Ce système est une découverte des Modernes, et vous verrez, Messieurs, que l'état de l'espèce humaine dans l'Antiquité ne permettait pas à une institution de cette nature de s'y introduire ou de s'y établir. Les peuples anciens ne pouvaient ni en sentir la nécessité, ni en apprécier les avantages. Leur organisation sociale les conduisait à désirer une liberté toute différente de celle que ce système nous assure.

C'est à vous démontrer cette vérité que la lecture de ce soir sera consacrée.

Demandez-vous d'abord, Messieurs, ce que, de nos jours, un Anglais, un Français, un habitant des États-Unis de l'Amérique, entendent par le mot de liberté ?

C'est pour chacun le droit de n'être soumis qu'aux lois, de ne pouvoir être ni arrêté, ni détenu, ni mis à mort, ni maltraité d'aucune manière, par l'effet de la volonté arbitraire d'un ou de plusieurs individus. C'est pour chacun le droit de dire son opinion, de choisir son industrie et de l'exercer, de disposer de sa propriété, d'en abuser même ; d'aller, de venir, sans en obtenir la permission, et sans rendre compte de ses motifs ou de ses démarches. C'est, pour chacun, le droit de se réunir à d'autres individus, soit pour conférer sur ses intérêts, soit pour professer le culte que lui et ses associés préfèrent, soit simplement pour remplir ses jours ou ses heures d'une manière plus conforme à ses inclinations, à ses fantaisies.

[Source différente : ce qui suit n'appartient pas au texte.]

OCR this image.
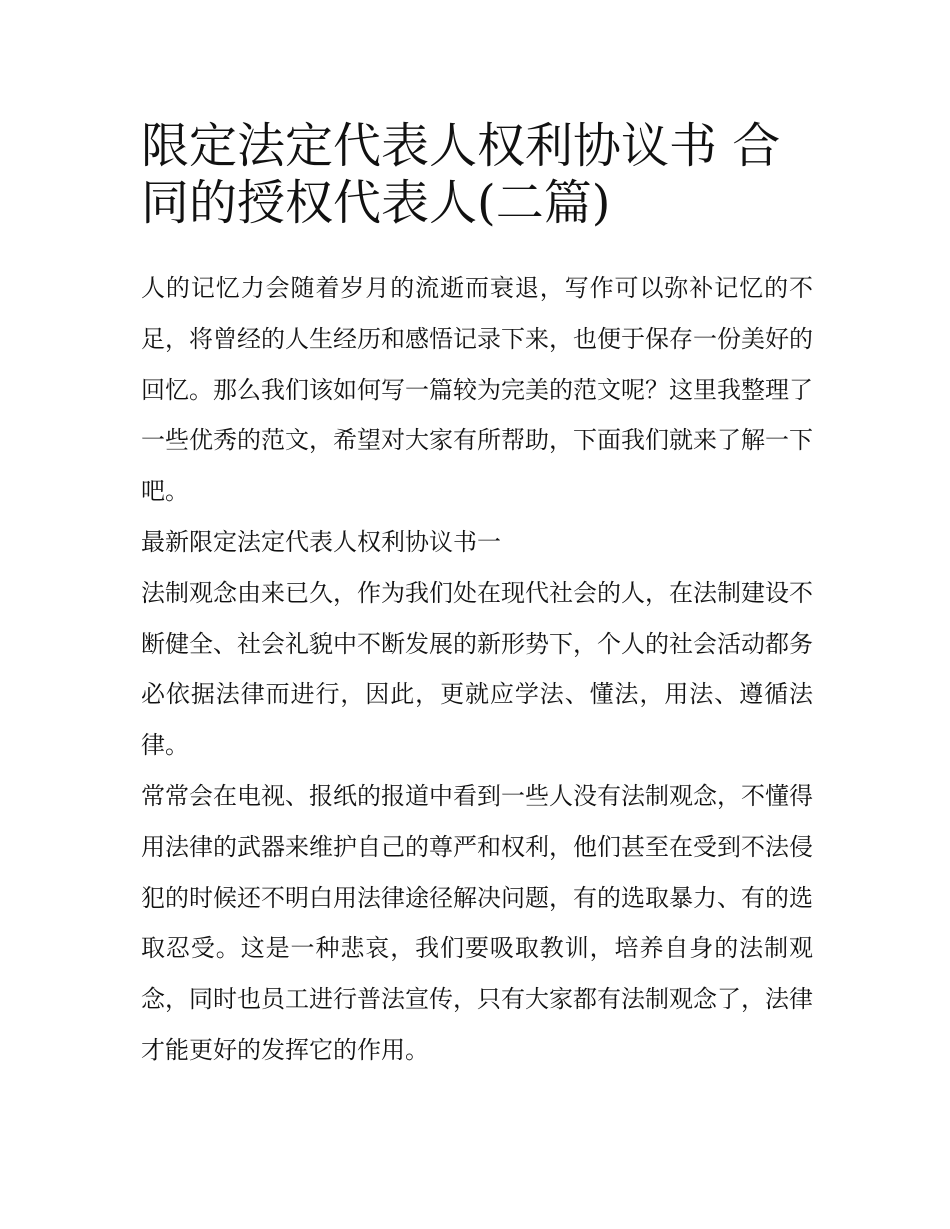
限定法定代表人权利协议书 合
同的授权代表人(二篇)

人的记忆力会随着岁月的流逝而衰退，写作可以弥补记忆的不足，将曾经的人生经历和感悟记录下来，也便于保存一份美好的回忆。那么我们该如何写一篇较为完美的范文呢？这里我整理了一些优秀的范文，希望对大家有所帮助，下面我们就来了解一下吧。

最新限定法定代表人权利协议书一

法制观念由来已久，作为我们处在现代社会的人，在法制建设不断健全、社会礼貌中不断发展的新形势下，个人的社会活动都务必依据法律而进行，因此，更就应学法、懂法，用法、遵循法律。

常常会在电视、报纸的报道中看到一些人没有法制观念，不懂得用法律的武器来维护自己的尊严和权利，他们甚至在受到不法侵犯的时候还不明白用法律途径解决问题，有的选取暴力、有的选取忍受。这是一种悲哀，我们要吸取教训，培养自身的法制观念，同时也员工进行普法宣传，只有大家都有法制观念了，法律才能更好的发挥它的作用。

Enfin, c'est le droit, pour chacun, d'influer sur l'administration du gouvernement, soit par la nomination de tous ou de certains fonctionnaires, soit par des représentations, des pétitions, des demandes, que l'autorité est plus ou moins obligée de prendre en considération. Comparez maintenant à cette liberté celle des Anciens.